— Лжа это! Гнилая лжа! — дёрнулся Рудый. — Не предавал я ни государя, ни братьев-стрельцов, ни дома своего! Воевал, как заповедано, волю государеву исполняя, щитом для селян и острожников был, служил честью и кровью, по покону!
— Я на колчаковских фронтах ранен… — буркнул я себе под нос, офигевая от пафоса происходящего.
— Вот-вот, и по покону, этим самым ножичком да по твоему приказу Мирославу Веичу горло перехватили, а? — Стоян бросил на стол выуженный из сапога нож. Точно такой же, как тот, что до сих пор сжимала отрубленная ладонь Евглавы. Ну да, и таким же ножом Рудый и руку кровил, когда на памятном камне клялся.
Стоило мне обратить внимание на сходство клинков, как Стоян, ничуть не смущаясь, но с осторожностью, вытащил из отрубленной руки Евглавы второй нож и положил его рядом.
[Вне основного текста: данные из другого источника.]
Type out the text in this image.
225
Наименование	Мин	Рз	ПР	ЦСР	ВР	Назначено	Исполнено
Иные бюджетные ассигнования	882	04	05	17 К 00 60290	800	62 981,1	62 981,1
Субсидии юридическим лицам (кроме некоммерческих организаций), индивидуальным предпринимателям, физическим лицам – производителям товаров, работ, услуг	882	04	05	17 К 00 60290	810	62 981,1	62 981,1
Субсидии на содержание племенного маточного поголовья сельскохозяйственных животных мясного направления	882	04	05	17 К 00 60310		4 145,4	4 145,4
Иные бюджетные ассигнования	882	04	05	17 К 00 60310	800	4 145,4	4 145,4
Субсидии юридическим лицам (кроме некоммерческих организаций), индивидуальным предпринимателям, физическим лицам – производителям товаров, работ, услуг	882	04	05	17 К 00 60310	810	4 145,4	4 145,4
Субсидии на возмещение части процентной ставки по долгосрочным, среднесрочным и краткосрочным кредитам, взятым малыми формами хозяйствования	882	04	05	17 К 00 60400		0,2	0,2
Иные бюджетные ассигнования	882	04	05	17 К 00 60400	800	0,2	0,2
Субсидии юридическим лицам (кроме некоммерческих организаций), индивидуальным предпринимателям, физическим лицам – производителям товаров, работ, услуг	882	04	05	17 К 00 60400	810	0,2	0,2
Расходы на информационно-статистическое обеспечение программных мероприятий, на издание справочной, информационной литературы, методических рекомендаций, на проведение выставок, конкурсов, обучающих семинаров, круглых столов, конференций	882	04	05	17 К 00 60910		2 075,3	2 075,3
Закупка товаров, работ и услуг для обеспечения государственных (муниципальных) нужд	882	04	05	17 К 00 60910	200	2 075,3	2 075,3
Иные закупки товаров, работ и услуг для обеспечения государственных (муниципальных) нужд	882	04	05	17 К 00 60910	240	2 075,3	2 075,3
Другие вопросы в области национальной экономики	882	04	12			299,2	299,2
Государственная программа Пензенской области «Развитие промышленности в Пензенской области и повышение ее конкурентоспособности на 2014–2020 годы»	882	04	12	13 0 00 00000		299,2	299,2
— Мой нож, — неожиданно легко признал Буривой. А куда деваться-то, если даже узоры на рукоятях обоих клинков одинаковые. В условиях отсутствия серийного производства подобное сходство говорило только об одном: оба ножа вышли из-под руки одного мастера и делались явно на заказ для одного человека. Иначе здесь и не бывает. Пока эти мысли крутились в моей голове, Рудый договорил. — Но нет на нём крови Мирослава и быть не может. Оговорили меня Влас с Олесем. С них и спрашивай, Стоян Смеянович.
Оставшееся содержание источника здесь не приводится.